CORPS COMMUN, UNE EXPOSITION SUR LE SITE DES ANCIENS ABATTOIRS DE MONS, INTERROGE LA NOTION DE COLLECTIF HIER ET AUJOURD’HUI. S’IL EST ACQUIS QUE LE « JE » EST UNE ILLUSION, QU’EN EST-IL DU « NOUS » ARTISTIQUE? RÉPONSE SUR LES DIFFÉRENTS FRONTS DE LA CULTURE.

Au lendemain de la chute du mur de Berlin et de l’effondrement du communisme, on nous avait promis la fin de l’Histoire, Francis Fukuyama en tête, chapardant le concept à Hegel. Plus de conflit idéologique entre les hommes, ceux-ci vibrant à l’unisson d’un consensus universel forgé dans le néo-libéralisme. Faites confiance au marché, il s’occupe de tout, jusqu’à fabriquer le consentement. Plus de 20 ans après, l’hypothèse a, pour le moins, du plomb dans l’aile. La crise est passée par là. Du coup, ils sont nombreux à avoir remisé le confort du quant-à-soi par devers eux: Indignados de la Puerta del Sol, hacktivistes d’Anonymous ou contestataires d’Occupy Wall Street. Les observateurs politiques n’en croient pas leurs yeux, à l’heure du « sujet étanche » et de l' »individualisme triomphant », des citoyens se réveillent pour faire advenir des valeurs que l’on croyait définitivement révolues.

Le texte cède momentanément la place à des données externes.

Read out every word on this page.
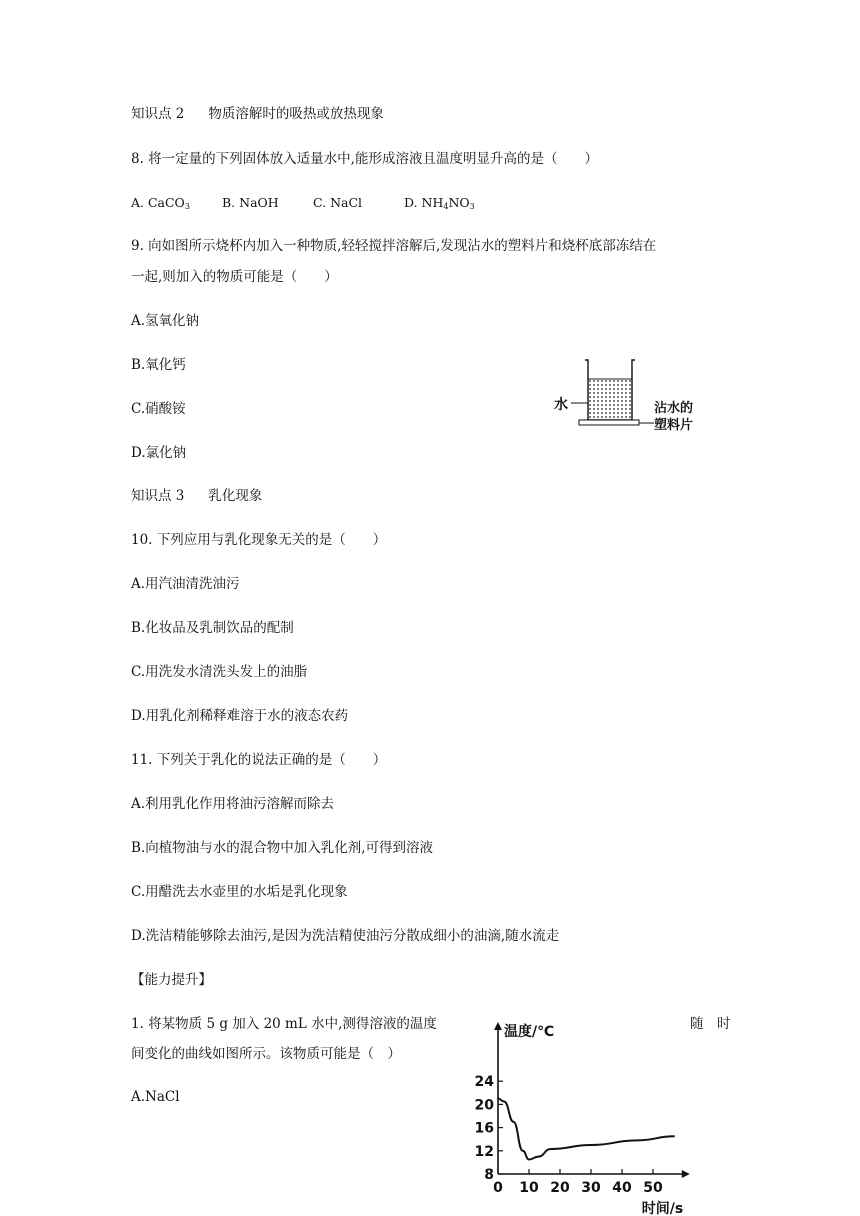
知识点 2 物质溶解时的吸热或放热现象
8. 将一定量的下列固体放入适量水中,能形成溶液且温度明显升高的是（　　）
A. CaCO$_3$	B. NaOH	C. NaCl	D. $NH_4NO_3$
9. 向如图所示烧杯内加入一种物质,轻轻搅拌溶解后,发现沾水的塑料片和烧杯底部冻结在
一起,则加入的物质可能是（　　）
A.氢氧化钠
B.氧化钙
C.硝酸铵
D.氯化钠
水	沾水的
塑料片
知识点 3 乳化现象
10. 下列应用与乳化现象无关的是（　　）
A.用汽油清洗油污
B.化妆品及乳制饮品的配制
C.用洗发水清洗头发上的油脂
D.用乳化剂稀释难溶于水的液态农药
11. 下列关于乳化的说法正确的是（　　）
A.利用乳化作用将油污溶解而除去
B.向植物油与水的混合物中加入乳化剂,可得到溶液
C.用醋洗去水壶里的水垢是乳化现象
D.洗洁精能够除去油污,是因为洗洁精使油污分散成细小的油滴,随水流走
【能力提升】
1. 将某物质 5 g 加入 20 mL 水中,测得溶液的温度	随　时
间变化的曲线如图所示。该物质可能是（　）
A.NaCl
温度/℃
时间/s
8
12
16
20
24
0 10 20 30 40 50
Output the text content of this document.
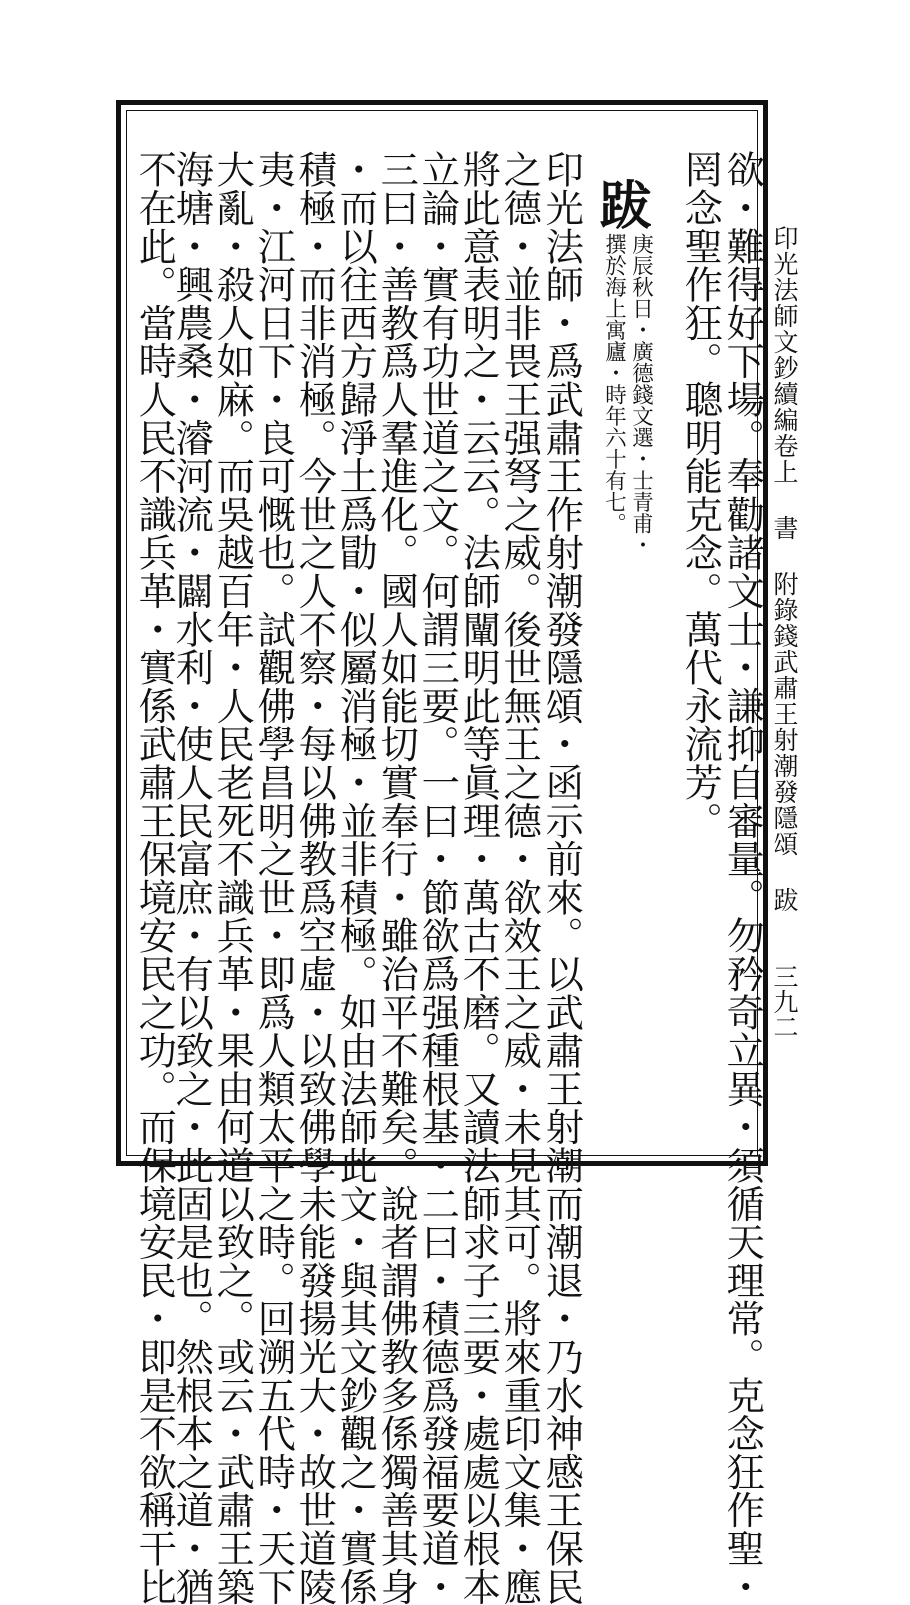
印光法師文鈔續編卷上書附錄錢武肅王射潮發隱頌跋
三九二
罔念聖作狂。聰明能克念。萬代永流芳。
欲・難得好下場。奉勸諸文士・謙抑自審量。勿矜奇立異・須循天理常。克念狂作聖・
跋
庚辰秋日・廣德錢文選・士青甫・
撰於海上寓廬・時年六十有七。
印光法師・爲武肅王作射潮發隱頌・函示前來。以武肅王射潮而潮退・乃水神感王保民
之德・並非畏王强弩之威。後世無王之德・欲效王之威・未見其可。將來重印文集・應
將此意表明之・云云。法師闡明此等眞理・萬古不磨。又讀法師求子三要・處處以根本
立論・實有功世道之文。何謂三要。一曰・節欲爲强種根基・二曰・積德爲發福要道・
三曰・善教爲人羣進化。國人如能切實奉行・雖治平不難矣。說者謂佛教多係獨善其身
・而以往西方歸淨土爲勖・似屬消極・並非積極。如由法師此文・與其文鈔觀之・實係
積極・而非消極。今世之人不察・每以佛教爲空虛・以致佛學未能發揚光大・故世道陵
夷・江河日下・良可慨也。試觀佛學昌明之世・即爲人類太平之時。回溯五代時・天下
大亂・殺人如麻。而吳越百年・人民老死不識兵革・果由何道以致之。或云・武肅王築
海塘・興農桑・濬河流・闢水利・使人民富庶・有以致之・此固是也。然根本之道・猶
不在此。當時人民不識兵革・實係武肅王保境安民之功。而保境安民・即是不欲稱干比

Ce qui advient à la société s’applique tôt ou tard à la superstructure que constitue l’art. La fin de l’Histoire et le règne de l’individualisme débridé a fourni ses figures de proue à la création: Jeff Koons, Takashi Murakami ou Damien Hirst, trio emblématique qui a tiré avec beaucoup de cynisme et d’adresse les ficelles du marché. Il ne fait aucun doute que depuis l’avènement des années 2000, un nouveau profil d’artistes voit le jour qui n’hésite pas à associer ses énergies. En Belgique, impossible de ne pas évoquer Hell’O Monsters, collectif composé par Jérôme Meynen, François Dieltiens et Antoine Detaille. Révélateur d’un nouvel esprit, ce trio imagine avec une rare facilité, en transcendant les individualités, un univers étrange peuplé de créatures hybrides. Ces freaks colorés témoignent de l’effroi suscité par le monde adulte et, plus largement, par la société du chacun pour soi. On songe aussi au collectif Fla Gel qui, depuis 2009, se réapproprie la place Flagey lorsqu’il neige. Avec des balais et des pelles, les cinq protagonistes signent à chaque fois un dessin monumental accompagné d’un jeu de mots: « Poisse Flagey », « Place Fléchée » mais surtout le très révélateur « Place Fâchée » prolongé par le croquis d’un mégaphone.

Ensemble, c’est tout

Pour Adrien Grimmeau, l’un des trois curateurs de l’exposition Corps Commun à Mons, il n’y a aucun doute: « le collectif revient sur le devant de la scène artistique« . Raison pour laquelle il en a fait la notion-clé de l’évènement montois. « Après Dehors, l’exposition sur le graffiti à Bruxelles, j’ai été sollicité par Xavier Roland, le responsable du Pôle muséal de la Ville de Mons. Il était hors de question de refaire une énième exposition sur l’art urbain. J’ai donc réfléchi à une matière première pour laquelle je pourrais me mobiliser pendant de longs mois car c’est ce que nécessite un tel projet… En fouillant le passé artistique de la ville et les forces qui traversent la création aujourd’hui, j’ai opté pour cette idée de « collectif », explique Grimmeau. Pas question pour autant de faire une encyclopédie des collectifs en Belgique. « J’ai accepté la mission à condition de pouvoir mettre sur pied un commissariat… collectif. J’ai demandé à Laurent Courtens de l’Iselp et à Obêtre, un artiste urbain en phase avec la réalité de terrain, de penser ce show avec moi. Dans le même temps, nous avons accueilli quatre figures de la scène actuelle -Akim, Jeroen Jongeleen (Influenza), Mathieu Tremblin et… Obêtre qui intervient également comme artiste- en résidence pendant un mois pour créer de façon artificielle et temporaire un collectif. Plus qu’un verbiage sur l’horizon commun, nous avons voulu prendre le pouls d’un collectif à l’oeuvre. Comment des artistes peuvent-ils encore faire corps commun aujourd’hui? Telle est la question que nous voulions poser« , précise l’homme par qui tout a commencé.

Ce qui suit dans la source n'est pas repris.